Thanks, but this isn't relevant to the issue at hand.

> It is good that the default value of ‘url-privacy-level’ is (email),
> preventing the leak by default, but there is no reason to make it
> possible to configure url.el to leak it with every request made from
> Emacs.
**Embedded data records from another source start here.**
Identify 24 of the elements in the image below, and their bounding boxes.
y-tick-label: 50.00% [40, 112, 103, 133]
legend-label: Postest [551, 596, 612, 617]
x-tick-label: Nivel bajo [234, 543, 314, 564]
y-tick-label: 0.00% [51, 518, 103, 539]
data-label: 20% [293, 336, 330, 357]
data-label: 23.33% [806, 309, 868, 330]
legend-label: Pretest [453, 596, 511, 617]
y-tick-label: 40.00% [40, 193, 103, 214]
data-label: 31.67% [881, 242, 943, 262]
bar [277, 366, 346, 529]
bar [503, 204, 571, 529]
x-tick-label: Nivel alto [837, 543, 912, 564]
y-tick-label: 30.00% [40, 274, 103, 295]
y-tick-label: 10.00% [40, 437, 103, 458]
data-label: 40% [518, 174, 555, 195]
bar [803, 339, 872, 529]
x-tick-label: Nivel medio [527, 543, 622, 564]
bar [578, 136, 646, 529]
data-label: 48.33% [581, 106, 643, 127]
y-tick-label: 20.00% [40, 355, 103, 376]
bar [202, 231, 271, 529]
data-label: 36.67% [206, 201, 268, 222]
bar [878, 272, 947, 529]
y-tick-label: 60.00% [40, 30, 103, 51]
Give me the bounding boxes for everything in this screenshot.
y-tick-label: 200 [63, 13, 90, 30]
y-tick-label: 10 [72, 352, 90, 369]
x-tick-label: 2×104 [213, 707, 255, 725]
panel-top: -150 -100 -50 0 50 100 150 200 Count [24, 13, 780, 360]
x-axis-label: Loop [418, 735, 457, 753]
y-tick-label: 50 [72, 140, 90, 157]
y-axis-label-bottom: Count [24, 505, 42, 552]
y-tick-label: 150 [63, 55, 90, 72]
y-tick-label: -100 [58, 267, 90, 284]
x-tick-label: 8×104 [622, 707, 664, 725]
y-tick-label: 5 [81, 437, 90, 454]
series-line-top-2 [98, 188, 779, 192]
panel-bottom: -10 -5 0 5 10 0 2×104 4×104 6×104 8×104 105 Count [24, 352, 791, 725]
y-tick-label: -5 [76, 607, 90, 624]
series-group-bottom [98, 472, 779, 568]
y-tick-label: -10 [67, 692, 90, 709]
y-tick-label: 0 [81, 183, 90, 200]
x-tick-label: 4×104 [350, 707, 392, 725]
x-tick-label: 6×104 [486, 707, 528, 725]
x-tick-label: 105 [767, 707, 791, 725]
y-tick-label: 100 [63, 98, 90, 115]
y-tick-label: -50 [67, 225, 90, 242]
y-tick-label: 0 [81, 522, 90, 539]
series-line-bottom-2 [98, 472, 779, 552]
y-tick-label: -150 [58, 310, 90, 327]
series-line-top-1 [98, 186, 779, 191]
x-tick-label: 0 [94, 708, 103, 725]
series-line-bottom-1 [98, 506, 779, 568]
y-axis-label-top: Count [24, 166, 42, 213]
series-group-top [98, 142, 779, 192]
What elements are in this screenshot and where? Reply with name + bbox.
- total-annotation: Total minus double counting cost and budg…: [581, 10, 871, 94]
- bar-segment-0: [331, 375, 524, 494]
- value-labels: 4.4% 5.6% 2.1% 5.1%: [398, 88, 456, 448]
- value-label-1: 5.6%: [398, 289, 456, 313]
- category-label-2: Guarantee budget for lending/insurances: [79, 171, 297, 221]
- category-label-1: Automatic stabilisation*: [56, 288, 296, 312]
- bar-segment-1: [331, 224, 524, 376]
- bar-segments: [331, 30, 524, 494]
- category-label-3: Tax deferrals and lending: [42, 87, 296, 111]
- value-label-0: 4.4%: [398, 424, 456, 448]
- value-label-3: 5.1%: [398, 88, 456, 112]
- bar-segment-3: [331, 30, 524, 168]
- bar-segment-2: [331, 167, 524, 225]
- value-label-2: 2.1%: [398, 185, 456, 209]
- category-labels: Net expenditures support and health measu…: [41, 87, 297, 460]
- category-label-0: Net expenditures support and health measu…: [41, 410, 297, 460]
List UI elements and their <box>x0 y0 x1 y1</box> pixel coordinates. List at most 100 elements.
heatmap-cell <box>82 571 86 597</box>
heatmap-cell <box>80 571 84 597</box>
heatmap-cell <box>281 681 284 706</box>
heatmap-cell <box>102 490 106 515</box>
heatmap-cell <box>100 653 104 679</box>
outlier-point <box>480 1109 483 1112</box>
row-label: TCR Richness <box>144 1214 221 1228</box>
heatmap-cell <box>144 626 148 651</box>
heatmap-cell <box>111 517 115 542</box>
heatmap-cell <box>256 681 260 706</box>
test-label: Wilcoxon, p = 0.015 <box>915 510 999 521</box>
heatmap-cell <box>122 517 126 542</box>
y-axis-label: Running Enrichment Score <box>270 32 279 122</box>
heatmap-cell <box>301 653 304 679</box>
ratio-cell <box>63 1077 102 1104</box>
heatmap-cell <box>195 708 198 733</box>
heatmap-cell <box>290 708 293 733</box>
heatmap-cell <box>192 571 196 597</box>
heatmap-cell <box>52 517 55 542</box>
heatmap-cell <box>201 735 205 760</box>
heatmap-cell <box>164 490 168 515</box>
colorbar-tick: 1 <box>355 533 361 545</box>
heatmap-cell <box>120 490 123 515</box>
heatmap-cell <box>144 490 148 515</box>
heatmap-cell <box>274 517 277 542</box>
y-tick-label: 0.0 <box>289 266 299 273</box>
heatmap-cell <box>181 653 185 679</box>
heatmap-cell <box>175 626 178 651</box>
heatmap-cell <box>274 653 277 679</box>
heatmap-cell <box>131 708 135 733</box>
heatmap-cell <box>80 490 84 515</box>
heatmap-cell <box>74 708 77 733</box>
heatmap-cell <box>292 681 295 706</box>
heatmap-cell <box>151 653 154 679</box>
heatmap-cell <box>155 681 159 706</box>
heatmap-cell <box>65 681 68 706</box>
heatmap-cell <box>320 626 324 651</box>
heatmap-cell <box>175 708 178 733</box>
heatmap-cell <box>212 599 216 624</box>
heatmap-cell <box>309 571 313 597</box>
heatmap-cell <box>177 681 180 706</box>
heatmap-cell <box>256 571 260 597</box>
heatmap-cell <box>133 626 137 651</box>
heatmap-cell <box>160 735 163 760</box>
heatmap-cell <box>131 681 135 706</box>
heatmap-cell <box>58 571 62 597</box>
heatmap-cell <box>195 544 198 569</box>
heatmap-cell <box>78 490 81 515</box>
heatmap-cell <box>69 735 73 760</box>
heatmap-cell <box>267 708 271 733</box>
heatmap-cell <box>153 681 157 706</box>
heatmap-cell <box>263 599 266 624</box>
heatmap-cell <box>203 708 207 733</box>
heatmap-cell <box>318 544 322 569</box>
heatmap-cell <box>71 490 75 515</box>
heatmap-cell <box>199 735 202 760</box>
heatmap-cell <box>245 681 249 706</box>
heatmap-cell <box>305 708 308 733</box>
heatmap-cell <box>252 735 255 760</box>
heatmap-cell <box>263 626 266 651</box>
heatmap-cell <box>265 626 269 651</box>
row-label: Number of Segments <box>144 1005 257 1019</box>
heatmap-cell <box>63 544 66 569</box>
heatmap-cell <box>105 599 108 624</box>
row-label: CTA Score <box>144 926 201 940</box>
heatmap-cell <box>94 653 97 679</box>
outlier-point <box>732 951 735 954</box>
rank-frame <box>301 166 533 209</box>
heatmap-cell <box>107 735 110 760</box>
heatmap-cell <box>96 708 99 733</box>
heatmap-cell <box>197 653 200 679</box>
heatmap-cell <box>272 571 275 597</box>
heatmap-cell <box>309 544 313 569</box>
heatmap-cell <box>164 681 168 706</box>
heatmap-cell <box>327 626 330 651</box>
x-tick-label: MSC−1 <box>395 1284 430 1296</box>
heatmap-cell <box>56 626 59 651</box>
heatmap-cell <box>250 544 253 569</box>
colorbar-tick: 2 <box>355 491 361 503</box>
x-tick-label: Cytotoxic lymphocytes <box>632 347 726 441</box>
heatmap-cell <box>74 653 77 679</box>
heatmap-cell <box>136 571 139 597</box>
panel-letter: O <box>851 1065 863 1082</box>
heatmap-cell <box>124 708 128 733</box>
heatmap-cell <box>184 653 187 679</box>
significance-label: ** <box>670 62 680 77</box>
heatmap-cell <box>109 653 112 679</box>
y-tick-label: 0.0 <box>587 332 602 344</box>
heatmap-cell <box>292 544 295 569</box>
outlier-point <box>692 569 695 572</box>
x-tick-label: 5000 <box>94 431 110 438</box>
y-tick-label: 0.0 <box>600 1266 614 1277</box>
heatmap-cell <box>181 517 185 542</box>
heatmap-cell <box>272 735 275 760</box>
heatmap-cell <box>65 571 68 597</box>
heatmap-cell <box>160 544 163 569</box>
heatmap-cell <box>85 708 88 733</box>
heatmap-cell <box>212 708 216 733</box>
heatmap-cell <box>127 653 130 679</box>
If you’re running a spider and also just browsing the Web with
> EWW, you probably only want requests from your spider to be attributed
> to you as the spider maintainer.

I remain convinced that we should allow users who actively want that
to make their Emacs behave against any RFCs, when Emacs has been
behaving like that for many years until now.